山 丈二
消化器・一般外科 臨床研究支援センター 教授
東京大学 昭和59 年卒業

二刀流

2023年春、WBCで大谷翔平を主人公としたまるで漫画のようなストーリーが実現した。大谷選手は、その後もMLBの記録を塗り替えるような異次元の活躍を続けており、長い歴史を持つアメリカ大リーグに大きな変革をもたらしたと言って良い。(余談だが、大谷が歳を重ね、少し太ると、ベーブルースに似た顔つきになるように思うのだが、単なる偶然なのだろうか?)なにはともあれ、野球好きのオジサンにとっては誠にもって嬉しいかぎりの出来事である。

さて、二刀流というと、二天一流の開祖、宮本武蔵(1584?~1645年)が良く知られている。13歳で有馬某を倒して以来、29歳頃までに吉岡一門や佐々木小次郎など60余の決闘を行い、すべてに勝利したと言われているが、その実像はなかなか掴み難い。武蔵は、少年のころ、左右の手を使い二本の撥で太鼓を打つ人を見て、二刀流を考案したと伝えられている。
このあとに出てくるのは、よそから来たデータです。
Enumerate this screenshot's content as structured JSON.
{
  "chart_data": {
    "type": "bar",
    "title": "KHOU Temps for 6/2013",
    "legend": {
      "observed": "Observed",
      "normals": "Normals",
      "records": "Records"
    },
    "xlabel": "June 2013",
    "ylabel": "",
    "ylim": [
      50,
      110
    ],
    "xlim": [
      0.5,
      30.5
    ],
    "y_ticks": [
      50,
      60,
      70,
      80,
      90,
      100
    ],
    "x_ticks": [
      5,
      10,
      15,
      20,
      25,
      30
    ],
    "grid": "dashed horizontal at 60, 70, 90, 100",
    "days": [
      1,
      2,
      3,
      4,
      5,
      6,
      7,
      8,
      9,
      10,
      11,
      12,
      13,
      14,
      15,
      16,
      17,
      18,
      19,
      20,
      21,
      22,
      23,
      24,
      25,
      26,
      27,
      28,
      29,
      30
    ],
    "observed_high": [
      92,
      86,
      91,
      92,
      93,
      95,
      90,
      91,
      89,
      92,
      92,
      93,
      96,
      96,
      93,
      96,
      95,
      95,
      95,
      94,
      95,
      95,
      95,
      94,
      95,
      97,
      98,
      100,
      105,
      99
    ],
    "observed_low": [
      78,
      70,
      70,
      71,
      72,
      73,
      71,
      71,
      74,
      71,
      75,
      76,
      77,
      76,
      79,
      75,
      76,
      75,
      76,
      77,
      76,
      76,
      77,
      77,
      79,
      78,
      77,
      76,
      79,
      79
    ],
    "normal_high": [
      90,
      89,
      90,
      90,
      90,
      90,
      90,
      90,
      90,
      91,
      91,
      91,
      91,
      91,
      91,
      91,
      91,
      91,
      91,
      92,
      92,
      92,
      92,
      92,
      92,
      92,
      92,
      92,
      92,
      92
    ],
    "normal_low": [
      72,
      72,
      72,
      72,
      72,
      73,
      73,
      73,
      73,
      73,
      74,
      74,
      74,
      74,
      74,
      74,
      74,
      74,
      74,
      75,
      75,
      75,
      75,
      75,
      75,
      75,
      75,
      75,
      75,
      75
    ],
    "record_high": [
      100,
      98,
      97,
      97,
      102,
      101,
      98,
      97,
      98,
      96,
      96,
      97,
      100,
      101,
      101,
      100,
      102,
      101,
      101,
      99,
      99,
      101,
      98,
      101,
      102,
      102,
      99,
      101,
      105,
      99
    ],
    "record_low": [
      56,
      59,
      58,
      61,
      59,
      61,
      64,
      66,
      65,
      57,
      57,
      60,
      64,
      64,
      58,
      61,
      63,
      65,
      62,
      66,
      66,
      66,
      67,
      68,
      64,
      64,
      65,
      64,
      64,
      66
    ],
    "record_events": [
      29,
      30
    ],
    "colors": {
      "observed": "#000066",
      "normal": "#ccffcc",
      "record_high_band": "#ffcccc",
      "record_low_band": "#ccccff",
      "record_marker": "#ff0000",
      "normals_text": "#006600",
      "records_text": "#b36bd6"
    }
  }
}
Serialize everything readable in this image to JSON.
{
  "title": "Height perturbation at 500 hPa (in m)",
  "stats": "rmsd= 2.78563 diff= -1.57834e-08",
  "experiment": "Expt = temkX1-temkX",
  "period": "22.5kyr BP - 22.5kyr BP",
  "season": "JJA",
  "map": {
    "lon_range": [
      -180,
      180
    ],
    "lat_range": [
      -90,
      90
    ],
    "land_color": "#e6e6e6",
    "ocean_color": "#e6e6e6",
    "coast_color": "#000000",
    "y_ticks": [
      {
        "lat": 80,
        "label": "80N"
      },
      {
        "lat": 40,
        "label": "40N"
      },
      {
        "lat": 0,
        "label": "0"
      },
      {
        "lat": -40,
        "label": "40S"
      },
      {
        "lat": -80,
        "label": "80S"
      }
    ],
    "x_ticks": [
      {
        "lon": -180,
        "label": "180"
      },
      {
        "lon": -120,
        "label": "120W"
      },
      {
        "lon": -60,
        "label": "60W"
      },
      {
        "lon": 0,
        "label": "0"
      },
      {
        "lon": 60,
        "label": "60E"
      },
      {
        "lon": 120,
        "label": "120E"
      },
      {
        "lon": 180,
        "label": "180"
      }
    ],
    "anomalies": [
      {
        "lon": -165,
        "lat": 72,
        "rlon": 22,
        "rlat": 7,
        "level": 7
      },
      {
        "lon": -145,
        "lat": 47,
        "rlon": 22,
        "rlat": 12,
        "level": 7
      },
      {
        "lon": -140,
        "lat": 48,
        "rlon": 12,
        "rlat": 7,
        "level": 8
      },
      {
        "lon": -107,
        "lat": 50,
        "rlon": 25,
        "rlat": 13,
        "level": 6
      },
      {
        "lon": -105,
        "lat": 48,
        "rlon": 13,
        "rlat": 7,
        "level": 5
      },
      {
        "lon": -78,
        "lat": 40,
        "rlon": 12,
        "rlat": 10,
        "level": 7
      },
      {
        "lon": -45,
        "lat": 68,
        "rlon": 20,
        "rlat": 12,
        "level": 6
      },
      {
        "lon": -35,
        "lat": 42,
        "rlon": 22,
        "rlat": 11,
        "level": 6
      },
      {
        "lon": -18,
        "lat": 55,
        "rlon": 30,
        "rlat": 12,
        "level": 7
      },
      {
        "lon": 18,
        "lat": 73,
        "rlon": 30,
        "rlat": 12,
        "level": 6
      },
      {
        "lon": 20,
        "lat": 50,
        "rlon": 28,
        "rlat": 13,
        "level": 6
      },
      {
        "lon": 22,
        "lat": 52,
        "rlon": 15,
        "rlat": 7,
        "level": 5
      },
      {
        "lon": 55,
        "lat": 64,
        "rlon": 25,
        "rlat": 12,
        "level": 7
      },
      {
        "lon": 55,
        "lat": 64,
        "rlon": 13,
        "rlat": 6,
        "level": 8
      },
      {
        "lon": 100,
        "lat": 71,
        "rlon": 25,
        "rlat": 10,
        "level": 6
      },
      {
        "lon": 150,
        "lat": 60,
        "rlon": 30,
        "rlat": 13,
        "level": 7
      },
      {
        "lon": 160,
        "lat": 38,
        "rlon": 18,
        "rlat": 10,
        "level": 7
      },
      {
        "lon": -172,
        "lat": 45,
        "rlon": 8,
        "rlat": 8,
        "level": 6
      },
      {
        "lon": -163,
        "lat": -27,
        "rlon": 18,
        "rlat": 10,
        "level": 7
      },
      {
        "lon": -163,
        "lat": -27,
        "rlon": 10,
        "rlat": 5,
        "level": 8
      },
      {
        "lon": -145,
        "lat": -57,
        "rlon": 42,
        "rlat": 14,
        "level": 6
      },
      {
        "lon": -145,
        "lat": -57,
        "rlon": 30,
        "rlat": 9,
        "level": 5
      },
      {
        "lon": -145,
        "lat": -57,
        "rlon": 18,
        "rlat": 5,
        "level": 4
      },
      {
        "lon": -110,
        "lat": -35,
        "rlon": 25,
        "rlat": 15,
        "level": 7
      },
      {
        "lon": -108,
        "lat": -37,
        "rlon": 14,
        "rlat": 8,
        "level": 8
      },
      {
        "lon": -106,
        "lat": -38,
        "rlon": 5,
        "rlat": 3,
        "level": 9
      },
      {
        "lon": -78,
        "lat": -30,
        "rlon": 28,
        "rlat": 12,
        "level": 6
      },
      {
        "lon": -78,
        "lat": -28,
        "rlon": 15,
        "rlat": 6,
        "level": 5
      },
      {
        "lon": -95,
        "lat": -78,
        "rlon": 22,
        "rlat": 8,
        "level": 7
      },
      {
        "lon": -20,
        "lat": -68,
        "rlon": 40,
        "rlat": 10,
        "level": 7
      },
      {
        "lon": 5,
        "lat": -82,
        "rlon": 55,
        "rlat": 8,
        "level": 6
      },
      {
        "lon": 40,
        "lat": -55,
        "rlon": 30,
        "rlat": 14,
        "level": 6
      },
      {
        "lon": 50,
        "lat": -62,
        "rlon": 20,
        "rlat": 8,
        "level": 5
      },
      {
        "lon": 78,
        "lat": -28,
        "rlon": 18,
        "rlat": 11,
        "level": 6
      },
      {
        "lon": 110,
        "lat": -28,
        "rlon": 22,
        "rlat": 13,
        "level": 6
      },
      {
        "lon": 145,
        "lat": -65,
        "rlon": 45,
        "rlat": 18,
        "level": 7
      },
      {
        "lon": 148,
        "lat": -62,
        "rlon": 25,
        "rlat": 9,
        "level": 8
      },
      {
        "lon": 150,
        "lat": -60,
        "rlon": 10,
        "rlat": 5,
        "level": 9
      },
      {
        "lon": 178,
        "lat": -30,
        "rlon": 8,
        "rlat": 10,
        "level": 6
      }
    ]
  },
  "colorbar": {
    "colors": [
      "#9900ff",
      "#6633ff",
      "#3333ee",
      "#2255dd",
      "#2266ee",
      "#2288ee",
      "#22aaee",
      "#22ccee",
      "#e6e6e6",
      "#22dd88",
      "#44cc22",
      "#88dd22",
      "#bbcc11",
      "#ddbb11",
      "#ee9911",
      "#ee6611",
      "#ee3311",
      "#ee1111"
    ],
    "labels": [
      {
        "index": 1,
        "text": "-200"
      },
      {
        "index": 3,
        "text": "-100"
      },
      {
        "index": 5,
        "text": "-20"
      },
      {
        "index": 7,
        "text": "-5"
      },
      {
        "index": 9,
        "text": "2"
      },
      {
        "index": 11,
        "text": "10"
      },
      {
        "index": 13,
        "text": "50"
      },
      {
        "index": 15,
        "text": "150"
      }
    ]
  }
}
ただ、それを可能にするには、並外れた膂力と運動神経に加え、異常ともいうべき気力が必要であり、彼以降に二天一流を受け継ぐ者は出なかったという。しかし、武蔵の最も卓越した点は、これならば自分の手に合うという判断を正確に行う「見切り」の能力であったと言われている。つまり、相手が自分よりも劣ることを「見切って」からでなければ、立ち合わないこと、これが彼の剣技の極意であったとされている。事実、武蔵は、柳生一門や神谷、小野などの当時の一流の剣客とは対決せず、30歳を過ぎてからは極力仕合を避けている。孫子の兵法における「敵を知り、己を知れば、百戦危うからず」に相通ずる哲理を熟知していたに違いない。

話が変わるが、我々医療者が相手にするのは病気という敵であり、外科医はメスという刀を使って日々病気と戦っている。しかし、病気によっては、とても自分の手に負えないような難敵にもよく遭遇する。その場合、手術という名の「仕合」を避ける「見切り」の能力が必要になる。しかし、我々は外科医である前に医師である。その病気と闘うこと自体は避けられない。そこで、どうすればこの敵と戦えるのかを考えた結果、「研究」というもう一つの刀を持つことになるのである。しかし、昨今の医療事情から、外科医が臨床と研究の二刀流を遂行するのは極めて難しい状況になってきている。極度に細分化した医療情報の肥大化に伴い、医師の仕事は複雑多岐に及び、労働条件の悪化とともに外科医療の担い手が不足してきている。この傾向は今後ますます進んでゆくであろう。ただ、そんな中でも、この二刀流を追うことこそが、アカデミアの外科が目指すべき方向性であり、それを可能にするシステムを再生することが自分に残された仕事であると筆者は思っている。

またしても、「鬼滅譚」で恐縮だが、大正時代の二刀流、嘴平伊之助は、煉獄が残した言葉の重さと自身の未熟さの挟間で悲嘆にくれる炭次郎に対し、「弱気なこと言ってんじゃねぇ!なれるかなれないかなんてくだらねえこと言うんじゃねぇ!信じると言われたらそれに応えること以外考えんじゃねえ~」と叫ぶ。患者は医師を信じて治療を受ける。だから、それに応えることをシンプルに実行すれば、それはそれでよいのである。医療における二刀流を志す若き「伊之助たち」に会いたい。